Выбрать главу

Каждое утро после завтрака он садился за машинку — иногда за час-два не получалось и одной страницы. Тогда он шел на пляж, гулял по набережной, а в голове продолжалась работа, спор героев и героинь, возникали перед глазами совсем другие пейзажи, где нет моря, коричневых гор, криков чаек и трубных гудков пароходов. Его герои жили и действовали в средней полосе России. Какого же черта его понесло на юг? Моря давно не видел! А разве на озере хуже? И нет этой толпы, мелькания голов в море…

Почему так тяжел и мучителен труд писателя? Почему он не может спокойно отдыхать, как все на этом гигантском пляже? Почему и днем и ночью в его голове происходят какие-то длительные, непонятные процессы, которыми он не может управлять? Лежит на пляже, слушает шум волн, голоса купающихся, а в голове разворачиваются какие-то события с его героями. Кажется, что-то сложилось, выстроилось, а придешь в номер, сядешь за письменный стол — и все расползается… Иногда пишущая машинка кажется врагом! Взял бы ее и трахнул об пол. Машинка ни при чем, все дело в словах — это они не выстраиваются, насмехаются над ним, кажутся корявыми, нелепыми, ненужными на странице… Иногда вроде бы и работа идет, и нужные слова находятся, а закончишь главу, перечитаешь и… в корзинку!

И снова бродишь по набережной, и снова в голове что-то происходит, герои спорят с ним, тянут в свою сторону. Случалось, он ловил удивленные взгляды встречных людей — неужели в эти минуты у него что-то отражается на лице?

Несмотря на жару, на звон в голове, он снова садился за машинку. В корзине росла кипа разорванных страниц, машинка скалила белые зубы-клавиши, будто смеялась над ним. Не получалось утром — работал после обеда, потом вечером, иногда даже ночью, когда приходила долгожданная прохлада, но роман не двигался. А может, дело вовсе не в жаре? На встречах с читателями он иногда слышит: мол, ваши книги легко читаются… Легко читаются, да трудно пишутся! Эта легкость не так-то просто дается. Сколько раз он повертит в голове каждое слово, прежде чем поставит его в строку…

Будто два человека сидят в нем: один — писатель, другой — критик.

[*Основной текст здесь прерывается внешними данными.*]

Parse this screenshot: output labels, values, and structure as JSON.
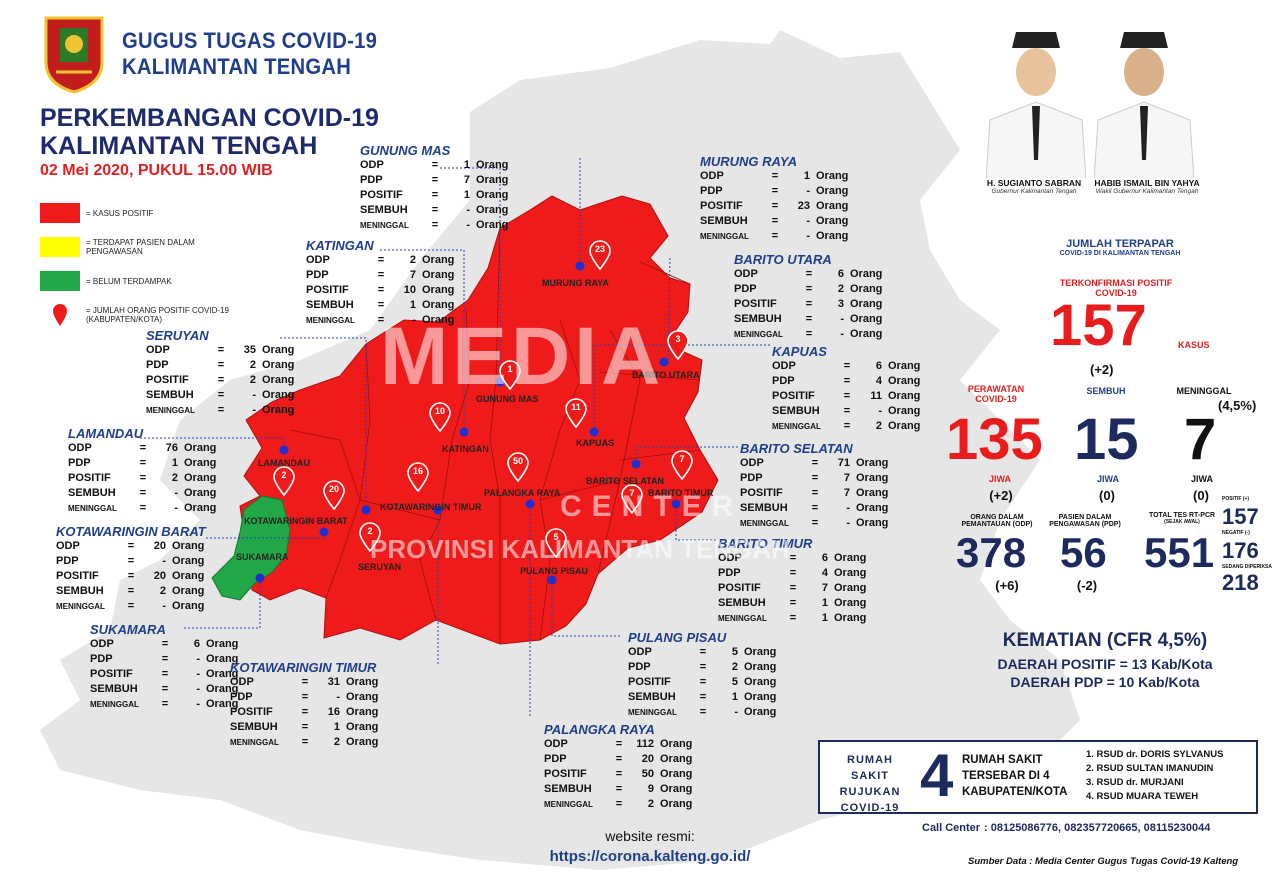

Писатель старательно стучит на машинке, радуется каждой странице, а чертов критик потом все забраковывает, разрушает с таким трудом воздвигнутый дом… Наверное, нужно не подходить больше к пишущей машинке, пока само собой не придет вдохновение… Нет, это слишком уж высокопарное слово! Безусловно, вдохновение бывает, правда, редко, Вадим Федорович это осознает, но чаще всего в нем живет неудовлетворенность. Вроде бы все получилось, ничего не летит в корзинку, а встанешь из-за письменного стола — и тебя грызет тревога: мол, слишком уж все быстро и гладко!

И снова раздирают сомнения, снова перечитываешь, что-то правишь, что-то выкидываешь, что-то вписываешь. Очень редко писатель и критик ладят в тебе… А есть еще и свой внутренний редактор! Этот, пожалуй, похуже критика! Он все написанное ставит под сомнение… К счастью, редактор не так уж часто возникает, терпеливо ждет своего часа, он потом свое возьмет…

Услышав голоса, Казаков встал из-за стола и вышел на балкон: внизу по тропинке, огибавшей Дом творчества, прогуливались Леонид Ефимович Славин и критик Луков. Славин был ниже Николая Евгеньевича, лицо у него полное, круглое, маленькие глаза острые, умные. Походка медлительная, да и весь он медлительный, даже когда говорит, делает большие паузы, будто знает цену каждому слову. А Луков, наоборот, семенил рядом, вертел круглой массивной головой, почтительно заглядывал Леониду Ефимовичу в лицо. Он чем-то напомнил лакея из старинной пьесы, ему бы в руки поднос с полотенцем, а лицо его и так выражает: «Чего изволите-с?»

В последний вечер в Ялте Казаков опять столкнулся с Луковым. Критик демонстративно отвернулся от него, что Казакова только насмешило: ну чего из-за пустяков дуется? Все и всех знающий Маляров рассказал про Николая Евгеньевича — тот преподавал современную литературу в сельхозтехникуме на периферии, потом перешел в пединститут, там защитил кандидатскую диссертацию о раннем Горьком, благодаря завязавшимся связям перебрался в Москву, где несколько лет работал в университете, с третьей попытки защитил докторскую о позднем Горьком. ВАК еще два года не утверждал, но и тут пронырливый Луков при помощи приятелей все-таки пробил свою диссертацию. Он в это время уже работал редактором в каком-то специализированном издательстве, где напропалую печатал филологические труды своих покровителей.